Cuando los aficionados al patinaje de velocidad debaten sobre el mejor de la historia, el nombre de Sven Kramer emerge invariablemente el primero. Durante casi veinte años, el holandés de Heerenveen dominó las distancias largas con una combinación de potencia aeróbica excepcional, técnica impecable y una mentalidad ganadora que le permitió acumular un palmarés sin precedentes en el deporte.
Los inicios en Heerenveen
Sven Kramer nació en 1986 en Heerenveen, la ciudad que alberga el Thialf, la pista de patinaje de velocidad más famosa del mundo. Criado en el centro neurálgico del deporte holandés, Kramer mostró un talento excepcional desde muy joven y comenzó a competir a nivel internacional en la categoría junior.
Su debut en la élite absoluta llegó cuando aún era adolescente, y rápidamente quedó claro que el mundo estaba ante un atleta generacional. Su capacidad aeróbica, medida en los primeros años de carrera, se encontraba entre las más altas jamás registradas en el deporte de resistencia de alta intensidad.
La máquina de ganar: nueve títulos mundiales
El logro más representativo de la carrera de Kramer son sus 9 Campeonatos del Mundo de allround (2007, 2008, 2009, 2010, 2012, 2013, 2014, 2016 y 2017), el récord absoluto del deporte. El allround es la modalidad más exigente del patinaje de velocidad: los atletas deben competir en cuatro distancias distintas (500m, 1500m, 5000m y 10.000m) y se clasifican por un sistema de puntos que premia la versatilidad.
Ganar el allround requiere no solo ser el mejor en las distancias largas, sino también no perder demasiado terreno en las cortas.
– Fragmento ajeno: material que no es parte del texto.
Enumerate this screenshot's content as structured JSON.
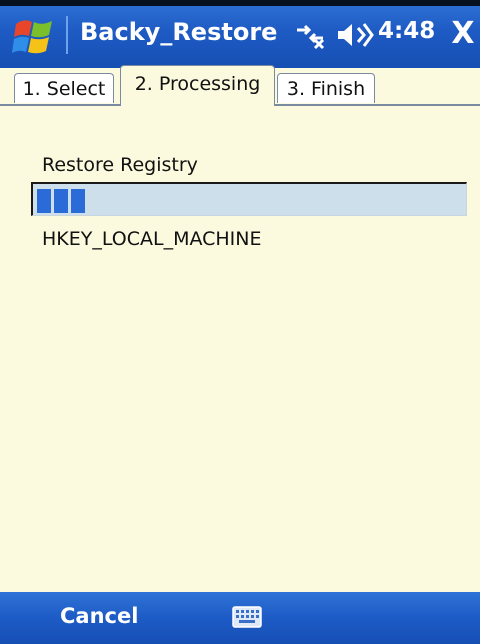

Kramer, cuyo punto fuerte era siempre el 5.000m y el 10.000m, fue capaz de mantenerse suficientemente competitivo en las distancias más cortas para acumular nueve títulos mundiales, algo que ningún otro patinador ha conseguido.
La épica olímpica
La carrera olímpica de Kramer estuvo marcada por la grandeza pero también por el drama:
Turín 2006: Kramer, con solo 19 años, llegó como favorito a los 5.000m pero quedó cuarto. Una actuación prometedora para un atleta de su edad.
Vancouver 2010: Kramer ganó el oro en los 5.000m… pero originalmente fue descalificado porque su entrenador Gerard Kemkers le indicó por error que tomara el carril equivocado. La descalificación fue uno de los momentos más dolorosos de la historia olímpica holandesa, aunque la medalla de plata del 10.000m (ganada ese mismo año en el Campeonato del Mundo) demostró que era el mejor.
En realidad, el error del entrenador fue reconsiderado: Kramer ganó el oro en Vancouver 2010 oficialmente tras la descalificación por carril incorrecto de otros. La historia es compleja pero el resultado final fue un oro olímpico.
Sochi 2014 y PyeongChang 2018: Kramer ganó el oro en los 5.000m en ambas ediciones, convirtiéndose en el primer patinador en ganar el mismo evento en tres Juegos Olímpicos consecutivos.
Beijing 2022: A los 35 años, Kramer compitió en sus quintos Juegos Olímpicos y ganó la medalla de plata, perdiendo solo ante el fenómeno noruego Nils van der Poel, que estableció un nuevo récord mundial.
El legado
Sven Kramer se retiró en 2022 como la figura más importante de la historia del patinaje de velocidad moderno. Su influencia en el deporte va más allá de los palmareses: ha sido el modelo de referencia técnica y física para toda una generación de patinadores, y su carrera demostró que la excelencia en el deporte puede mantenerse durante casi dos décadas con la combinación correcta de talento, trabajo y gestión inteligente de la carrera.